Now, a short way from the man's cottage was the King's palace, and you must know, just against the King's windows a great oak had sprung up, which was so stout and big that it took away all the light from the king's palace. The King had said he would give much gold to any man who could fell the oak, but no one was man enough to do it, for as soon as one chip of the oak's trunk flew off, two grew in its stead. The King wished also to have a well dug which was to hold water for the whole year. All his neighbors had wells, but he had none, and he thought that a shame.

So the King said he would give to any one who could dig him such a well as would hold water for the whole year round, both money and goods, but no one could do it, for the King's palace lay high, high up on a hill, and they could dig but a few inches before they would come upon rock.

But as the King had set his heart on having these two things done, he had it given out in all the churches of his kingdom far and wide, that he who could fell the big oak in the King's courtyard, and dig him a well that would hold water the whole year round, should have the Princess and half the kingdom. Well! you may easily know there was many a man who came to try his luck; but all their hacking and hewing, and all their digging and delving were useless. The oak got bigger and stouter at every stroke, and the rock grew no softer either.

One day the three brothers thought they, too, would set off and try it. Their father had not a word to say against it; for even if they did not get the Princess and half the kingdom, it might happen they would get a place somewhere with a good master and that was all he wanted. So when the brothers asked his permission, he consented at once, and Peter, Paul and Espen set forth.

Well, they had not gone far before they came to a fir wood where at one side there rose a steep hill, and as they went along they heard something hewing and hacking away up on the hill among the trees.

"I wonder now what it is that is hewing away up yonder," said Boots.

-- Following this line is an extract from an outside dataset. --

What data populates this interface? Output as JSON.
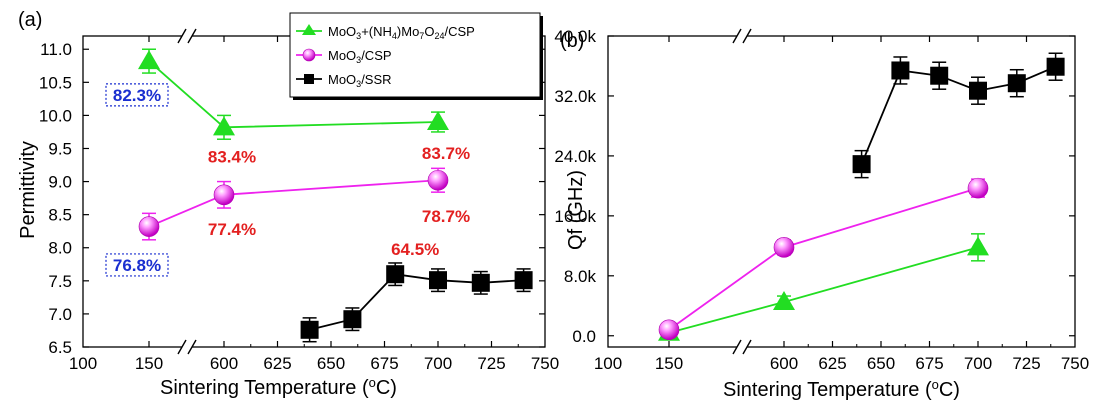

"You're always so clever with your wondering," laughed Peter and Paul both at once. "What wonder is it, pray, that a wood cutter should stand and hack up on a hillside?"

"Still, I'd like to see what it is, after all," said Boots, and up he went.

"Oh, if you're such a child, 'twill do you good to go and take a lesson," called out his brothers after him.

But Boots didn't care for what they said; he climbed the steep hillside towards the spot whence the noise came, and when he reached the place, what do you think he saw? Why, an axe that stood there hacking and hewing, all of itself, at the trunk of a fir tree.

"Good-day," said Boots. "So you stand here all alone and hew, do you?"

"Yes, here I've stood and hewed and hacked for hundreds of years, waiting for you," said the axe.

"Well, here I am at last," said Boots, as he took the axe, pulled it off its haft, and stuffed both head and haft into his wallet.

When he got down again to his brothers, they began to jeer and laugh at him.

"And now, what strange thing was it you saw up yonder on the hillside?" they asked.

"Oh, it was only an axe we heard," said Boots.

When they had gone on a bit farther, their road passed under a steep spur of rock, where they heard something digging and shovelling.